A la suite des confinements, un débat s’est instauré entre experts en ressources humaines à propos des effets du télétravail sur les entreprises. Un point en particulier a fait débat : celui de la créativité des salariés. La plupart des études signalaient une chute de la créativité collective, à côté d’une hausse de la productivité personnelle. Mais des spécialistes rétorquaient que ces enquêtes n’étaient que des sondages auprès des directeurs du marketing ou des salariés eux-mêmes, donc seulement le reflet de leurs opinions.
Une publication dans la revue Nature, en 2022, a clos le débat. Des chercheurs de Columbia et de Stanford se sont appuyés sur l’étude en situation, dans cinq pays, de 1500 personnes réparties par paires, qui toutes étaient censées proposer des produits innovants pour leur société. Certaines tenaient leurs réunions en face à face, d'autres se parlaient par écrans interposés. Résultat : les réunions en présentiel ont produit 15% d'idées en plus que les interactions virtuelles.
Comment expliquer cet écart ? On sait que les gens sont plus créatifs quand ils sont moins concentrés. Or les appels vidéo concentrent l'attention sur un espace restreint, l'écran, et notamment sur sa propre image – qu’on regarde d’ailleurs deux fois plus que celle de ses interlocuteurs. Il n’y a pas non plus d'échange de regards, parce que pour donner l'impression à son interlocuteur qu’on le regarde dans les yeux, il faudrait fixer la caméra, ce qui empêche d'observer la réaction de l’autre, en même temps, sur l'écran. Il est aussi plus difficile de percevoir le langage corporel de ses vis-à-vis : on ne voit que leurs têtes, pas leurs postures. Et comme chacun coupe son micro quand il n'a pas la parole pour éviter les bruits parasites, on détecte encore moins de signaux informels. Sans parler de ce léger décalage de quelques centièmes de seconde, qui empêche par exemple de couper celui qui parle pour rebondir sur ce qu’il dit. C’est ce qu’on appelle "la désynchronie".

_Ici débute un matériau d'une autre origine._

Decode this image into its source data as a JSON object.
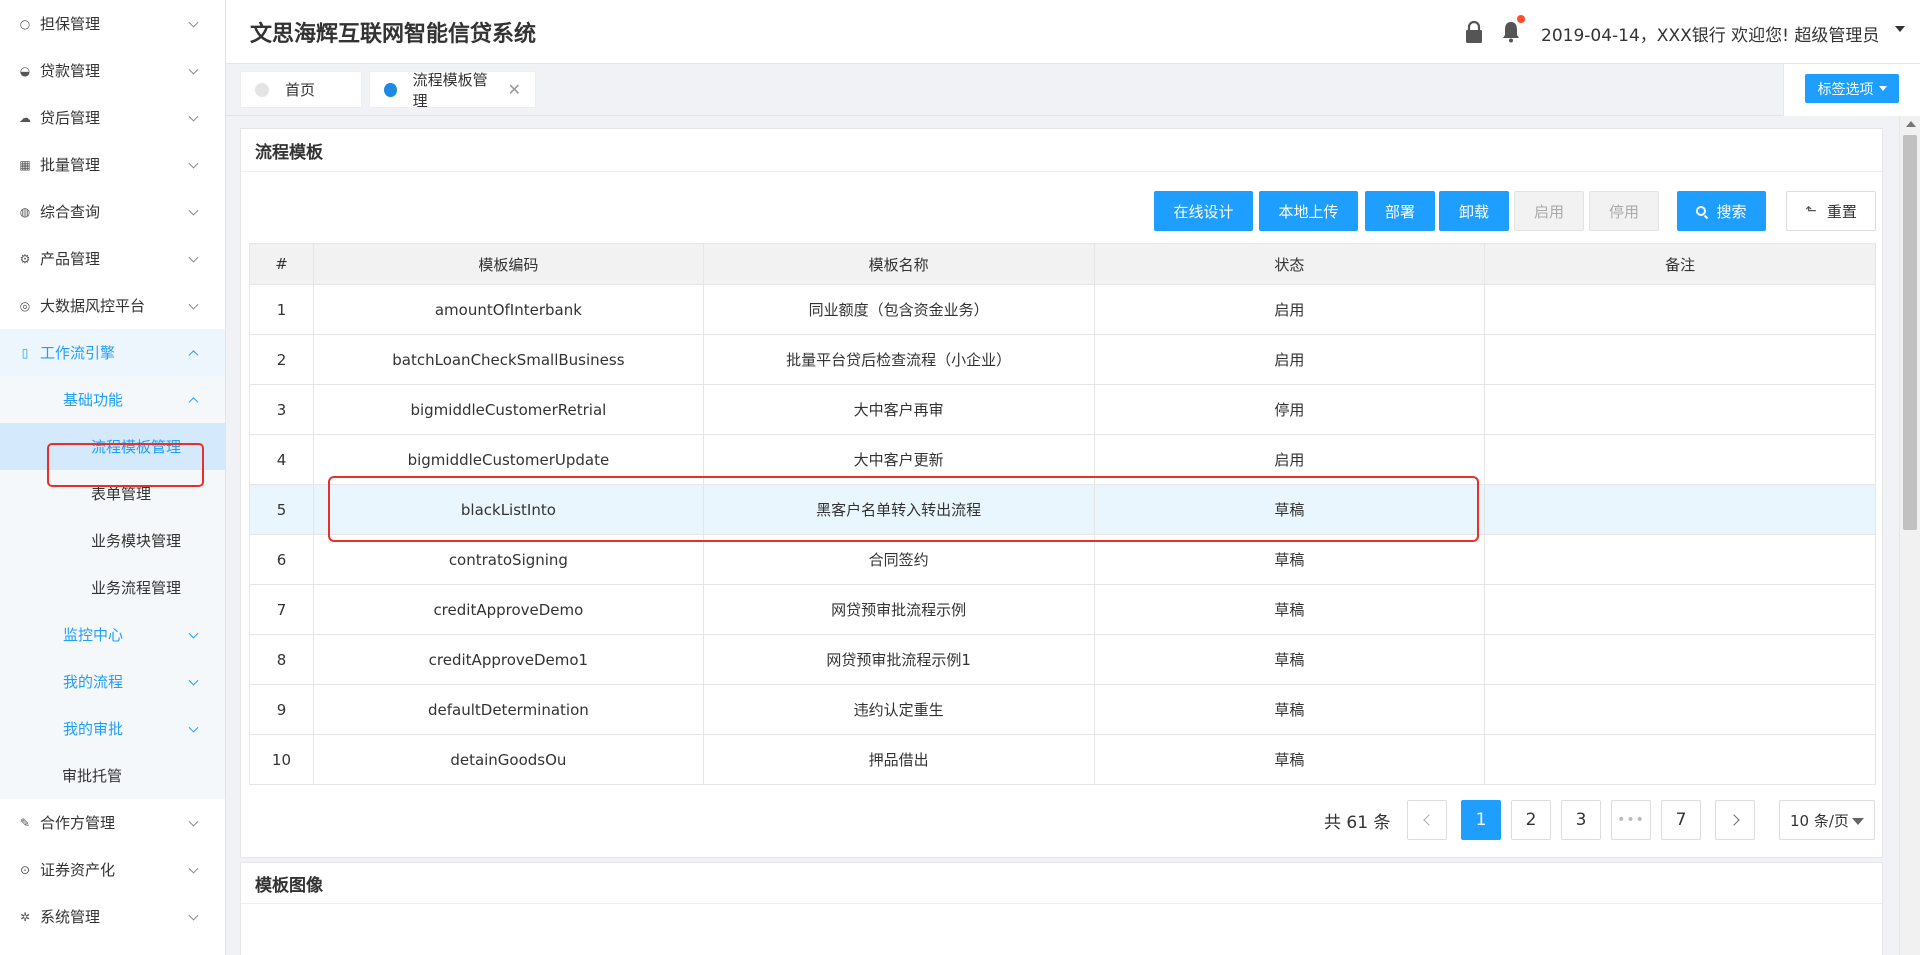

Bref, la fluidité et le rythme de l’échange sont affectés, il devient moins naturel. Ce n’est pas propice aux idées impromptues. Enfin, comme l’a montré l’étude des échanges numériques de 60 000 salariés de Microsoft, en visio les salariés communiquent davantage avec les gens qu’ils connaissent déjà, et le temps passé à discuter avec des personnes extérieures à leur groupe de travail baisse de 25%.

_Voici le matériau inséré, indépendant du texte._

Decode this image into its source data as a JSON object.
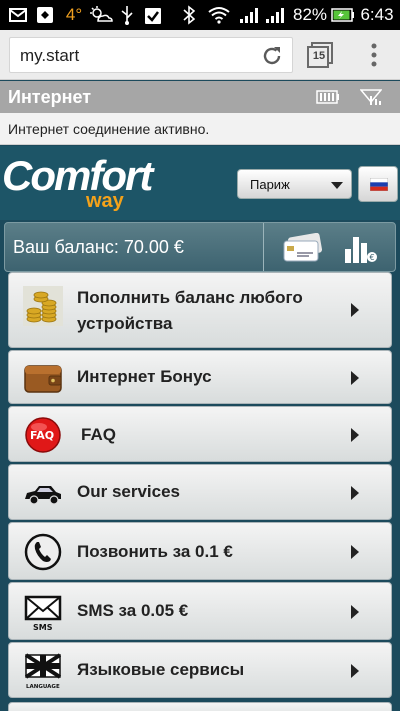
{
  "status_bar": {
    "temperature": "4°",
    "battery_percent": "82%",
    "time": "6:43",
    "icons": [
      "mail-icon",
      "photo-icon",
      "weather-icon",
      "usb-icon",
      "clipboard-icon",
      "bluetooth-icon",
      "wifi-icon",
      "signal-icon",
      "signal-icon",
      "battery-charging-icon"
    ]
  },
  "browser": {
    "url": "my.start",
    "tabs_count": "15"
  },
  "notification": {
    "title": "Интернет",
    "message": "Интернет соединение активно."
  },
  "header": {
    "logo_word1": "Comfort",
    "logo_word2": "way",
    "city": "Париж",
    "accent": "#f4a21a"
  },
  "balance": {
    "label": "Ваш баланс: 70.00 €"
  },
  "menu": {
    "items": [
      {
        "label": "Пополнить баланс любого устройства",
        "icon": "coins-icon"
      },
      {
        "label": "Интернет Бонус",
        "icon": "wallet-icon"
      },
      {
        "label": "FAQ",
        "icon": "faq-icon"
      },
      {
        "label": "Our services",
        "icon": "car-icon"
      },
      {
        "label": "Позвонить за 0.1 €",
        "icon": "phone-icon"
      },
      {
        "label": "SMS за 0.05 €",
        "icon": "sms-icon"
      },
      {
        "label": "Языковые сервисы",
        "icon": "language-icon"
      }
    ]
  }
}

La visio inhibe aussi la production d'idées créatives parce que le regard ne prend plus en compte l'environnement, utile pour divertir l’esprit. Steve Jobs, le créateur d’Apple, disait : “La créativité, c’est simplement de savoir associer des choses”. Des choses, c’est-à-dire des objets ou des idées. Or, on vient de le voir, l’écran réduit le champ cognitif, on ne prend plus en compte les éléments de notre environnement et on peut beaucoup moins interagir sur les idées.
Voilà pour le problème des visioconférences moins créatives que les brainstormings classiques. Le second défaut du télétravail est l’absence de « water cooler conversations » - littéralement les « échanges près de la fontaine à eau » (les Français parleraient plutôt de « discussions autour de la machine à café »). Or c’est au cours de ces échanges informels – à la cafeteria, mais aussi dans les couloirs quand on se rend physiquement à une réunion, ou dans le hall, dans les bureaux – que naissent les idées par serendipité. La sérendipité, c’est le processus de création de valeur dû au hasard, et donc ici, grâce à cet échange avec d’autres qui casse le travail en silos.
Une bonne nouvelle : seule la créativité collective est inhibée par le télétravail. Les autres compétences ne sont pas affectées. S’il s’agit de faire le tri entre les idées, ou un point d’avancement des actions en cours, les interactions virtuelles font tout à fait l’affaire.